Metro Boomin / HÉROS ET VILLAINS


Depuis qu’il a marqué son premier numéro 1 en servant de producteur pour Migos sur l’énorme « Bad and Boujee » (2016), Metro Boomin est devenu l’un des super-producteurs les plus importants et les plus influents du hip hop américain. Leland Tyler Wayne, de son vrai nom, peut dire qu’il a travaillé avec l’Olympe du genre, de Kanye à Drake, en passant par Future et Post Malone, et aussi, étant un très jeune artiste (il a obtenu son premier n°1 au 23 ans), il a réussi à élaborer un son unique, reconnaissable et fréquemment imité.
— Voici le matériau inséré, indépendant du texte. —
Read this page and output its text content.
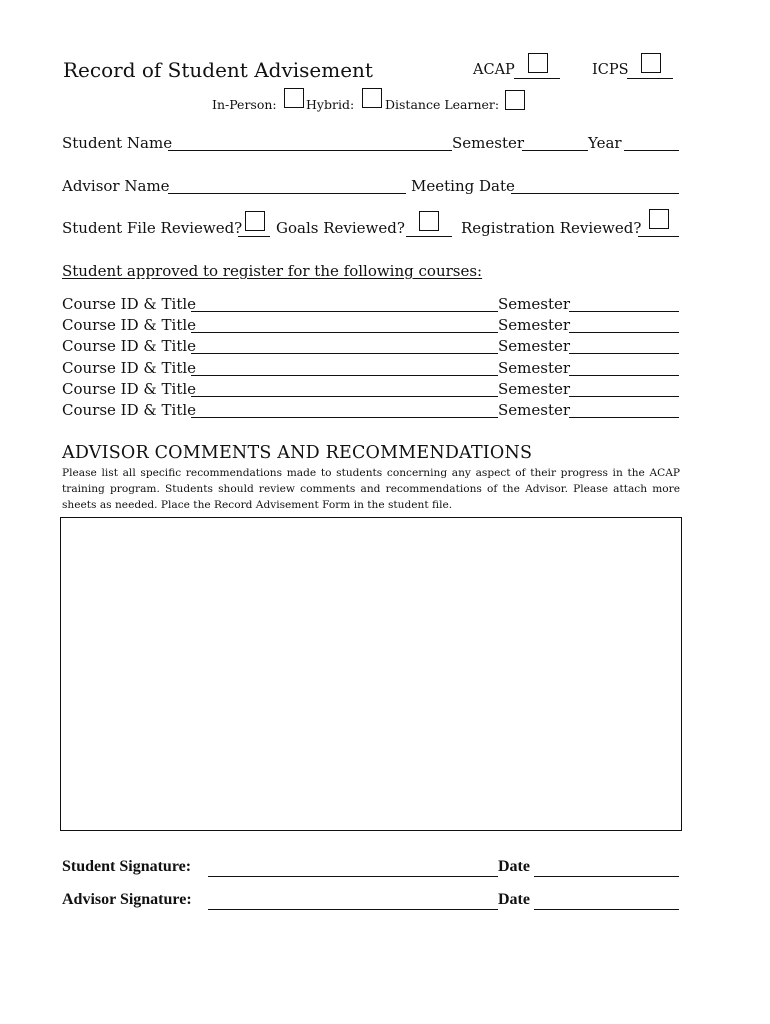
Record of Student Advisement	ACAP	ICPS
In-Person: Hybrid: Distance Learner:
Student Name	Semester	Year
Advisor Name	Meeting Date
Student File Reviewed? Goals Reviewed?	Registration Reviewed?
Student approved to register for the following courses:
Course ID & Title	Semester
Course ID & Title	Semester
Course ID & Title	Semester
Course ID & Title	Semester
Course ID & Title	Semester
Course ID & Title	Semester
ADVISOR COMMENTS AND RECOMMENDATIONS
Please list all specific recommendations made to students concerning any aspect of their progress in the ACAP training program. Students should review comments and recommendations of the Advisor. Please attach more sheets as needed. Place the Record Advisement Form in the student file.
Student Signature:	Date
Advisor Signature:	Date
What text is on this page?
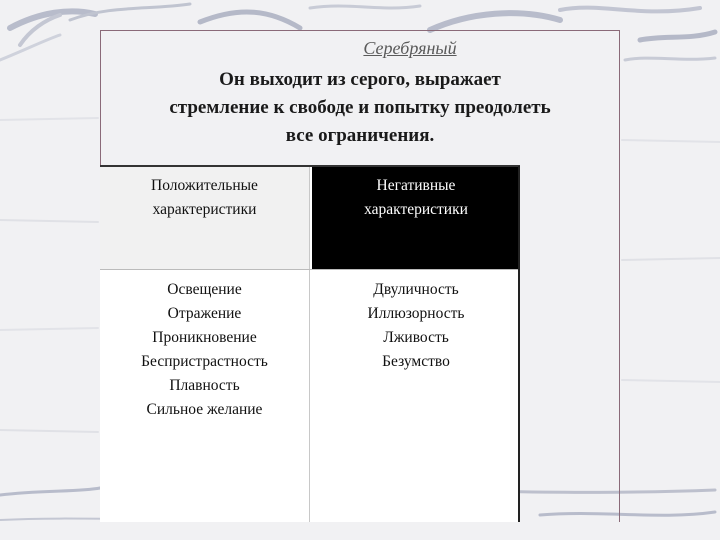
Серебряный
Он выходит из серого, выражает
стремление к свободе и попытку преодолеть
все ограничения.
Положительные
характеристики
Негативные
характеристики
Освещение
Отражение
Проникновение
Беспристрастность
Плавность
Сильное желание
Двуличность
Иллюзорность
Лживость
Безумство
« NOT ALL HEROES WEAR CAPES », son premier album « solo », et « SAVAGE MODE 2 », son deuxième album collaboratif avec 21 Savage, ont fait leurs débuts au n ° 1 du Billboard 200 et ont reçu des critiques très positives, louant en particulier le noir et la production obsédante de Metro, comme quelque chose d’un film d’horreur. En particulier, ‘SAVAGE MODE 2’, qui signifiait également la première collaboration de Morgan Freeman sur un album de rap, en pilotant l’aspect narratif de celui-ci. D’autres grands succès produits par Metro sont ‘Sans masque’ du futur ou ‘Sans coeur’le premier single de « After Hours » de The Weeknd.

Sachant d’où vient le producteur et compositeur atlante, il n’est pas surprenant que ‘HEROES & VILLAINS’ ait réussi le même exploit que les deux albums précédents, faisant ses débuts directement au numéro 1. Et ce n’est pas pour moins. D’emblée, le casting est bien plus impressionnant que sur leur premier album, avec des stars comme The Weeknd, Travis Scott ou A$AP Rocky et avec des camées gratuits de, encore une fois, Morgan Freeman.

Je dis casting, car ‘HEROES & VILLAINS’ est un disque totalement cinématographique. Ce n’est pas qu’il suive un fil narratif, loin de là, mais Metro Boomin aime donner cette dimension à ses disques à travers des extraits de films, des passages parlés et des transitions très nettes. Ce sens cinématographique est également transféré à la musique, composée de rythmes dramatiques et complexes pleins de changements subtils mais puissants.

‘Walk Em Down (Don’t Kill Civilians)’ est, précisément pour cette raison, l’une des meilleures (et des plus menaçantes) chansons de l’album. Tout ce qui a été dit dans le paragraphe précédent est condensé dans cette chanson, étant également la coupe qui définit le mieux le concept derrière l’album, le contraste entre les héros et les méchants. Les paroles meurtrières de 21 Savage («Buck shots hit his stomach / Now his guts gone») dans la première partie, associées à la base très dure de Metro, forment la bande-son que tout bon méchant mérite. C’est-à-dire jusqu’à ce que Mustafa arrive en seconde période pour sauver la situation sur un piano plein d’espoir.

Bien qu’il n’ait pas inventé la roue, Metro Boomin fait un travail louable à la fois en tant que producteur et réalisateur, mais tous les acteurs de « HEROES & VILLAINS » ne sont pas à la hauteur. Après le battage médiatique de la première chanson vient ‘Superhero (Heroes & Villains)’ (avec Future et Chris Brown) et ‘Too Many Nights’ (avec Don Toliver et Future) : la première présente l’un des meilleurs et des plus atmosphériques beats du projet et le second est encore plus accrocheur que le hit de l’album, ‘Creepin’. Cependant, avec ‘Raindrops (Insane)’, on peut déjà voir que le plus gros problème de ce projet est les apparitions sans inspiration de Travis Scott.

Il fut un temps où Travis était protégé par « l’effet superstar », qui semblait ne jamais lui faire défaut, mais cela fait longtemps. À tel point que Scott est même devenu générique. Il est présent sur quatre chansons, à égalité avec Future et 21 Savage, et semble être utilisé comme remplisseur de temps. Il n’y a aucune espèce de substance dans ses couplets et il utilise pratiquement le même flow dans toutes ses apparitions, notamment dans ‘Niagara Falls’ et ‘Lock On Me’, pratiquement indiscernables l’un de l’autre. Espérons que ‘UTOPIA’ ait peu à voir avec cela.

‘Feel The Fiyaaaah’ est une fin positive et fraîche du disque. Après tant d’obscurité dans la production qu’elle peut devenir monotone, cette coupe offre un échantillon de soul des années 70 qui s’impose comme le rythme le plus différent de tous. Alors qu’A$AP Rocky se demande « Pourquoi sommes-nous gourmands comme des loups » ?, le regretté Takeoff débarque pour marquer un grand couplet basé sur l’alphabet et mettre fin à un album avec plus de succès que de ratés, et avec plus de héros.